As part of the Commission's settlement procedure, the EU watchdog had cut the fines by 10 per cent in return for the firms' admissions that they participated in the cartel, which the Commission had dubbed "Purity" in its investigation.
"By acknowledging their participation in the cartel, the companies enabled the Commission to swiftly conclude its investigation," EU Competition Commissioner Joaquin Almunia said in a statement.
The fines had also been reduced under the Commission's leniency program related to voluntary disclosure of information.
World No.1 household products producer P&G owns the Tide, Gain and Era brands of washing powder while Anglo-Dutch Unilever makes detergent products under the brand names Omo and Surf.
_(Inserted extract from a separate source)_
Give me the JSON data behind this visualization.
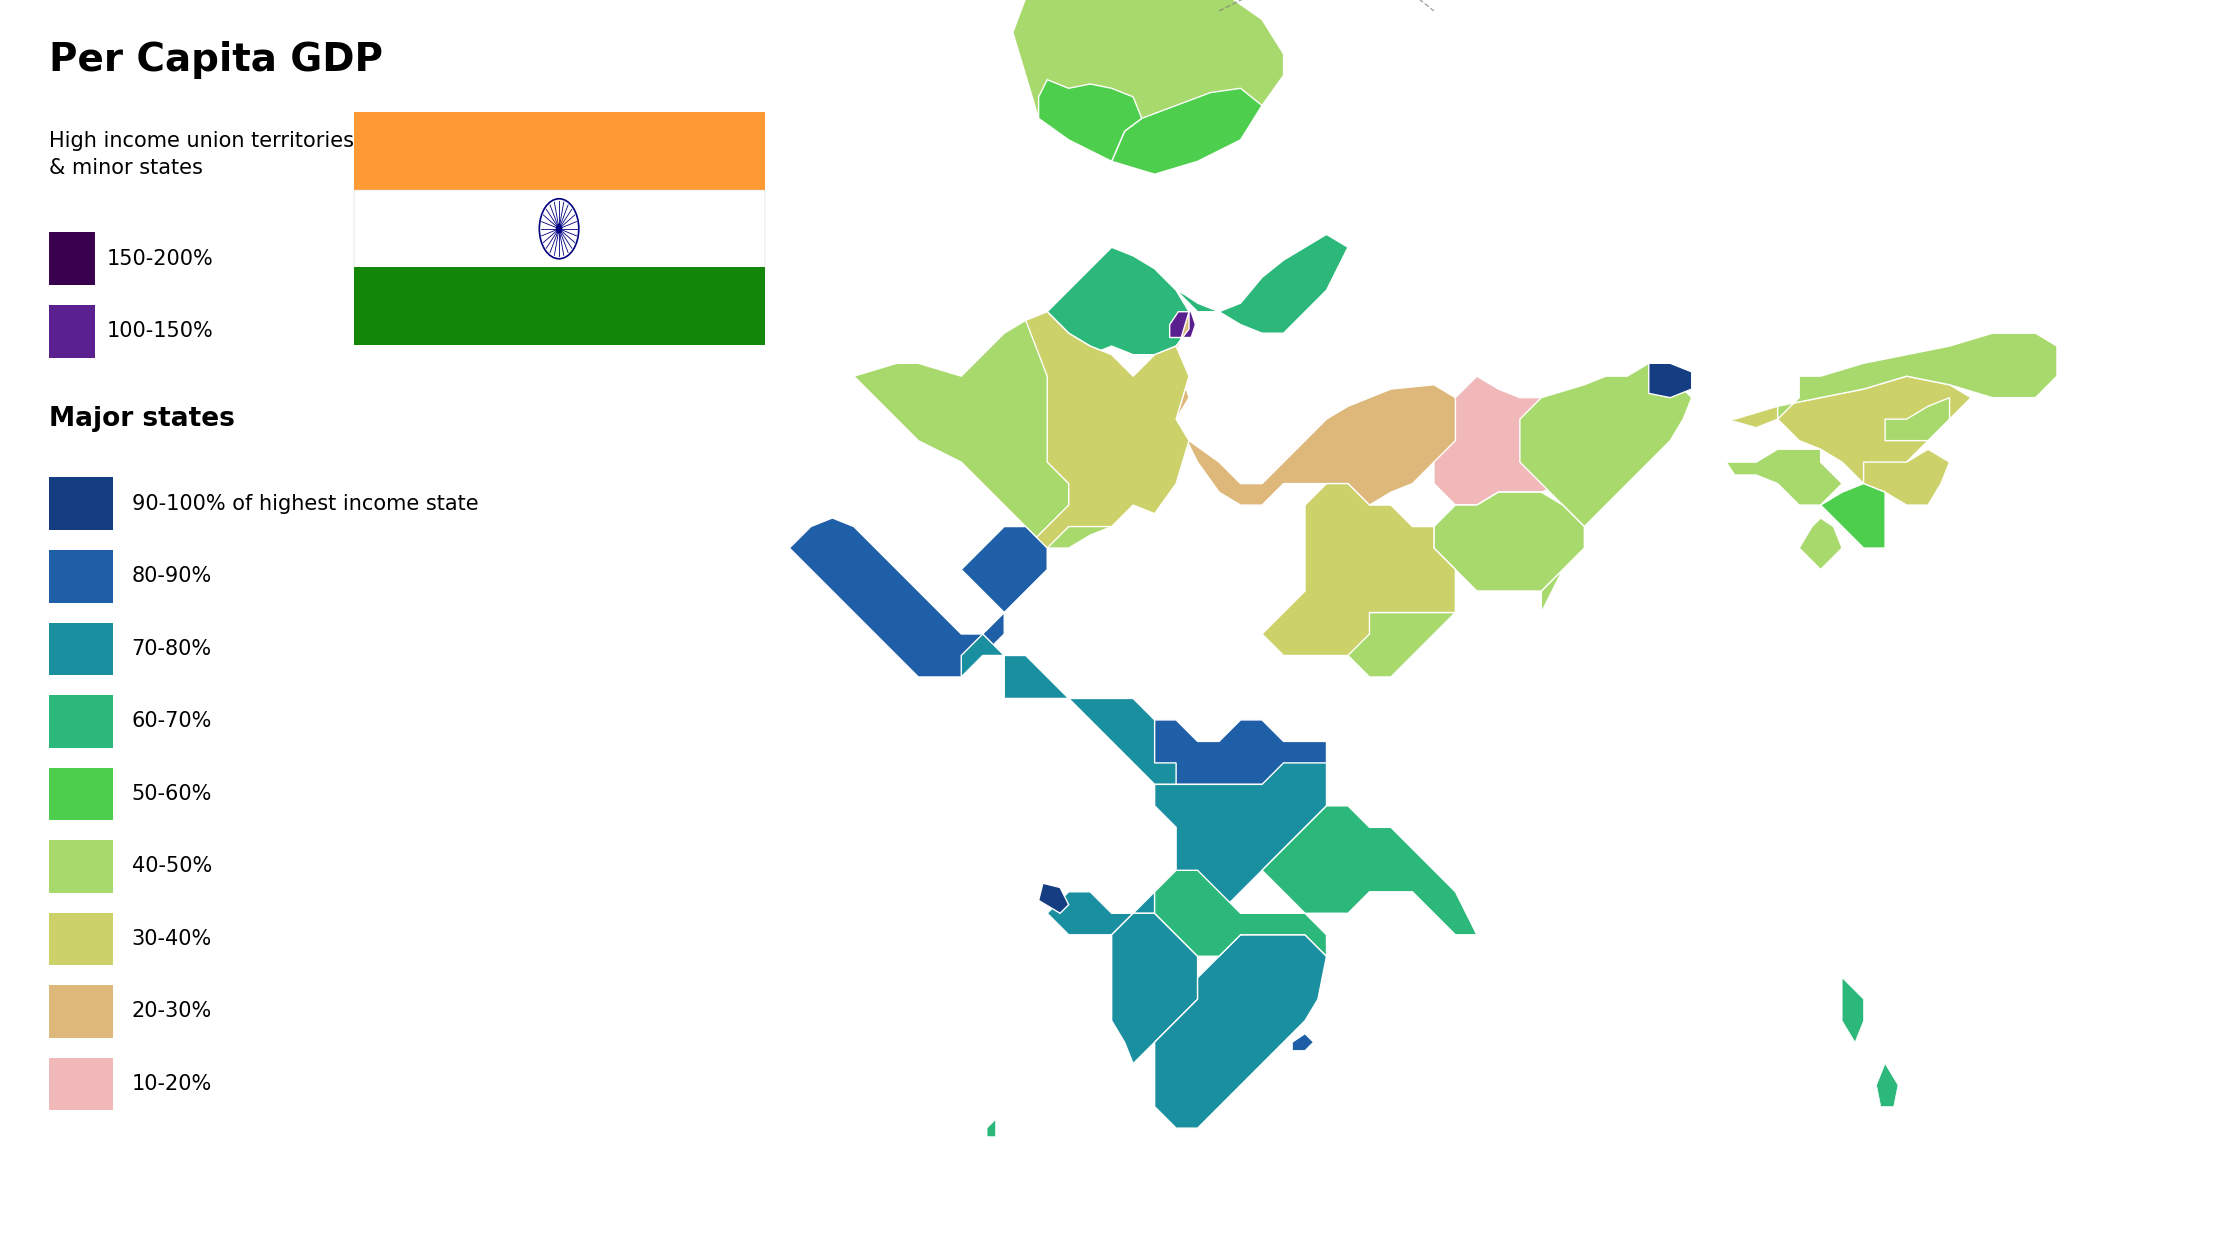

Henkel owns the Persil brand in most of Europe, while Unilever owns it in Britain, Ireland and France.
The cartel operated in Belgium, France, Germany, Greece, Italy, Portugal, Spain and the Netherlands between 2002 and 2005, the regulator said.
Unilever said it had used the investigation findings to tighten up its internal procedures, while adding that the fine was covered by provisions made in its 2010 results.
"All key managers in Europe have been retrained on the European competition rules and are well placed to participate fully in industry-wide environmental initiatives," the company said in a statement.
Henkel said it found out about the cartel activity during internal compliance audits in 2008 and immediately informed the regulators.
Unilever Plc shares were up 1.2 per cent at 19.38 pounds in London, in line with a firmer FTSE 100 index; Henkel stock was 0.5 per cent higher at €43.66 by 1117 GMT.
The Commission can fine companies up to 10 per cent of annual turnover for breaching competition EU rules. This is the third EU decision using the settlement procedure after cases in the electronic chip making and animal feed sectors last year.
The EU watchdog raided the three firms in June 2008 on suspicion of price fixing, and also sought information from U.S.-based household products firm Sara Lee. It has imposed fines close to €12-billion on cartels in the five years to 2010.